The poem has a symbolical meaning which is expressed in the opinion that our life is a kind of journey that we must undergo. We have to struggle to find ourselves despite endless obstacles in our way.
If we look closer at the verse-form, we will notice that the poem is not divided into stanzas, it is ongoing. We can assume that this can illustrate the concept that life is flowing without breaks. Oliver explains that the road to success is to continue our journey as we read it in a line, “But you didn`t stop”. Because of lack of stanzas, we move faster through the poem.

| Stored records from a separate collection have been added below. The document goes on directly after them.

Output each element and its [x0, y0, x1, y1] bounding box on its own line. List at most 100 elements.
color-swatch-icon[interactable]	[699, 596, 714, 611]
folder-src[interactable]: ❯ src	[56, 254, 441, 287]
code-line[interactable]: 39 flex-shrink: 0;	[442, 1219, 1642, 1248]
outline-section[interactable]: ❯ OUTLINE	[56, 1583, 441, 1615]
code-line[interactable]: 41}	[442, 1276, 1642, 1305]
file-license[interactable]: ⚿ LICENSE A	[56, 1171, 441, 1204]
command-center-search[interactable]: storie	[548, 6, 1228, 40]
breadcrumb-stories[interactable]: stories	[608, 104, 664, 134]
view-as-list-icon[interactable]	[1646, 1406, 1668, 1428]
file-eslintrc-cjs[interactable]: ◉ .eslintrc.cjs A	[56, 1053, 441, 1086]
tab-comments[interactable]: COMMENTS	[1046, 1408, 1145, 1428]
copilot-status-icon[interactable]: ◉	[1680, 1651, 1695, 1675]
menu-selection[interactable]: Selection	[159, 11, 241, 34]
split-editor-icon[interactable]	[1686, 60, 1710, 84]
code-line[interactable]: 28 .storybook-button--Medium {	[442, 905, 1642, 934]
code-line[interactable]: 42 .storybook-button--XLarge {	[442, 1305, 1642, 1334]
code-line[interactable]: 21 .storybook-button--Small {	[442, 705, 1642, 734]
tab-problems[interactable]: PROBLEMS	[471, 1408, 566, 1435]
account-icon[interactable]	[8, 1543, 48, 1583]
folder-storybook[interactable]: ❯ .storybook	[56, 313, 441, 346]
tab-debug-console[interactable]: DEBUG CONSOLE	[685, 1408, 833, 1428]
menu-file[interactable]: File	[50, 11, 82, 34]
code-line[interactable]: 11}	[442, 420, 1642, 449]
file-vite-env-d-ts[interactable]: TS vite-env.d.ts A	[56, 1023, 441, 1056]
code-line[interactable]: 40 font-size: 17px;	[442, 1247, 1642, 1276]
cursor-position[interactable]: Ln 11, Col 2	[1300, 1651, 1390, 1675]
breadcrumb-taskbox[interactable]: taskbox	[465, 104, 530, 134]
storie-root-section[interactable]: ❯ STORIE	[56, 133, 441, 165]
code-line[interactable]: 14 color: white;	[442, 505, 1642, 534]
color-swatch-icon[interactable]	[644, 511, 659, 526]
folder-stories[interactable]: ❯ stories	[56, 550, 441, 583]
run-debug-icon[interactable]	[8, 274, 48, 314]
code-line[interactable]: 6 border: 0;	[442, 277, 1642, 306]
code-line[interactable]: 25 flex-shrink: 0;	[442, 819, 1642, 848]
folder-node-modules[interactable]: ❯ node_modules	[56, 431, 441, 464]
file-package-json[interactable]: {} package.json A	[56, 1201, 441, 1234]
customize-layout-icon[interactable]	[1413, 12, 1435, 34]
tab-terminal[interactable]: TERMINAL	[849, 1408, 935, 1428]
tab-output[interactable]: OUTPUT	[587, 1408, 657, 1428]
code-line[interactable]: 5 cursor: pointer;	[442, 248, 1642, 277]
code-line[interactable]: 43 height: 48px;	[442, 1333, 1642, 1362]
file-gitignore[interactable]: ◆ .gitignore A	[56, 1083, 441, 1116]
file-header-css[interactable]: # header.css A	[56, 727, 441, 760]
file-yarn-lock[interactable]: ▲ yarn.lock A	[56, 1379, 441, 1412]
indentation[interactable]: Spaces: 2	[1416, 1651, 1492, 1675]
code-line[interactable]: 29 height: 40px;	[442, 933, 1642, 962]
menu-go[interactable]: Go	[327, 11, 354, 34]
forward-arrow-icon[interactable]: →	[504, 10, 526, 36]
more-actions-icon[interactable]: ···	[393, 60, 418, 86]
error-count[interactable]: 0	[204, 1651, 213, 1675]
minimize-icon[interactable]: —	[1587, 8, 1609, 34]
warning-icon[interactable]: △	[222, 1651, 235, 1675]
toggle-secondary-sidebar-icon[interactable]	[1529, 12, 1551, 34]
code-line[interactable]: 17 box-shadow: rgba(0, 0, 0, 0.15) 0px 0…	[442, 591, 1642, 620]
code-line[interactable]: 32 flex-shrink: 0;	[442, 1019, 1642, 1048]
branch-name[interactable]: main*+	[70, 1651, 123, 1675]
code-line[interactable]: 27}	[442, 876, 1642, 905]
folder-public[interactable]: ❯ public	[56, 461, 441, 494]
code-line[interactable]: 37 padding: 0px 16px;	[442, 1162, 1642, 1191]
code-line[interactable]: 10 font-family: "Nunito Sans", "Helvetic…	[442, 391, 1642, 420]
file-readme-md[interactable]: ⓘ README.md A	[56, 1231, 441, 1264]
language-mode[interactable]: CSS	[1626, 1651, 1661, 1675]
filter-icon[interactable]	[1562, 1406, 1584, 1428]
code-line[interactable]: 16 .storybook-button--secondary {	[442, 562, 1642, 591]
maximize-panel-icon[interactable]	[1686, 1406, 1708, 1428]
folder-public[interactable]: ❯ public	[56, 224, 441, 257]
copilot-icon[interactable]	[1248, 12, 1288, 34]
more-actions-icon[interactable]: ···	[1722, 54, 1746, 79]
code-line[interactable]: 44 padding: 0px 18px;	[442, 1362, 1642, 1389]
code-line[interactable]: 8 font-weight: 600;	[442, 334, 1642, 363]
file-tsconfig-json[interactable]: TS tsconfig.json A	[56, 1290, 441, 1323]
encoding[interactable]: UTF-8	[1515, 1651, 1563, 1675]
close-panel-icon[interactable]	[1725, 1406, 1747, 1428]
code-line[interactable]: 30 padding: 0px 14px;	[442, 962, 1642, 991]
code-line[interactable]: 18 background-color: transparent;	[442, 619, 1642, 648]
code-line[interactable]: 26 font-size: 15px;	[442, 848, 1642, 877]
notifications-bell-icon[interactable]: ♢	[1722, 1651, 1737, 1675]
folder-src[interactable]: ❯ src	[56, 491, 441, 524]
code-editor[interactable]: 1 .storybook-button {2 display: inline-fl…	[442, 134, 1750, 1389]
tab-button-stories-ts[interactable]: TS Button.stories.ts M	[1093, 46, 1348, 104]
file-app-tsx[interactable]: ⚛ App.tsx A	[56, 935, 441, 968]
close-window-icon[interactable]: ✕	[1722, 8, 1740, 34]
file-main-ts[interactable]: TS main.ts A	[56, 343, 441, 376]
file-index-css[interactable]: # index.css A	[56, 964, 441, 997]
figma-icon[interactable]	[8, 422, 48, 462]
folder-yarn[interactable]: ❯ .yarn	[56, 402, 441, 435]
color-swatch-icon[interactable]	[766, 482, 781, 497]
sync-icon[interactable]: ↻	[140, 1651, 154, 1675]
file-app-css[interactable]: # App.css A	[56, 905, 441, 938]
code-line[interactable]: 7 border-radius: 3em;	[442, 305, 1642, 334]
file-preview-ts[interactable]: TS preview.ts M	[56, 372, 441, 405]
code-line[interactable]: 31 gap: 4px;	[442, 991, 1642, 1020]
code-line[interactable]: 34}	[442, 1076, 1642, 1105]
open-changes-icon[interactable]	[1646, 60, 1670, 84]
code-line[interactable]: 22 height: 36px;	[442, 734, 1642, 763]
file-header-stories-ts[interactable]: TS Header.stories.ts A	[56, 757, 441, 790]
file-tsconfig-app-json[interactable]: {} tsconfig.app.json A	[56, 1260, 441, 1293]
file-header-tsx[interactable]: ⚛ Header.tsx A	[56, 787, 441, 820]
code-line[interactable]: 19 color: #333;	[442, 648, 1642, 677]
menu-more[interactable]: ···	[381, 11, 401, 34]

Also, many sentences in the poem are cut off. They continue in the next line. In this way, Oliver tries to evoke the feeling of urgency in the reader and the desire to reach the final goal of life’s journey. The idea of necessity to move fast can be seen in the first four lines, “One day you finally knew/What you had to do, and began,/Though the voices around you/Kept shouting”. These words are closely related to the idea of quickness of life. To keep up with its speed, we should realize what the goal of our life is and try to reach it. In “Dialogues between History and Dream” we read: “Oliver is quickly pulling the reader toward the end of the poem because that is where we find the reason or goal for this “journey” (Michigan Quarterly Review, 1987).
Throughout the verse, long lines interchange with short ones. This can symbolize the ups and downs in our searching for ourselves. In general, “The Journey” is focused on the self. It raises the question of our place in the world.
Melanie Lawder notes that being a private person by nature, Oliver achieved a wide popularity among readers (Lawder, 2012). Probably, it is because she writes about events and concepts that are close to everyone of us.
The climax of the verse can be the lines “The stars began to burn/Through the sheets of clouds,/And there was a new voice/Which you slowly/Recognized as your own”. Perhaps, the clouds are the uncertain thoughts that we had earlier. The stars symbolize the sudden realization of where we should go and what we need to do to get to our destination. It is our inner voice that will lead us forward. Such an optimistic ending means that it is never too late to start searching our personal path and finally find it.
The poem “Journey” is definitely worth reading, especially for those who stand at the crossroads and cannot figure out what to do with their life. This verse motivates readers to listen to their hearts and move forward toward their dreams.
1. Garner, Dwight: “Inside the List”. The New York Times, February 18, 2007.
2. “Dialogues between History and Dream”, Michigan Quarterly Review, Vol. 36, No. 2, Spring, 1987, pp. 428-438.
3. Duenwald, Mary: “The Land and Words of Mary Oliver, the Bard of Provincetown”. The New York Times, July 5, 2009.
4. Lawder, Melanie: “Poet Mary Oliver Receives Honorary Degree”. The Marquette Tribune, November 14, 2012.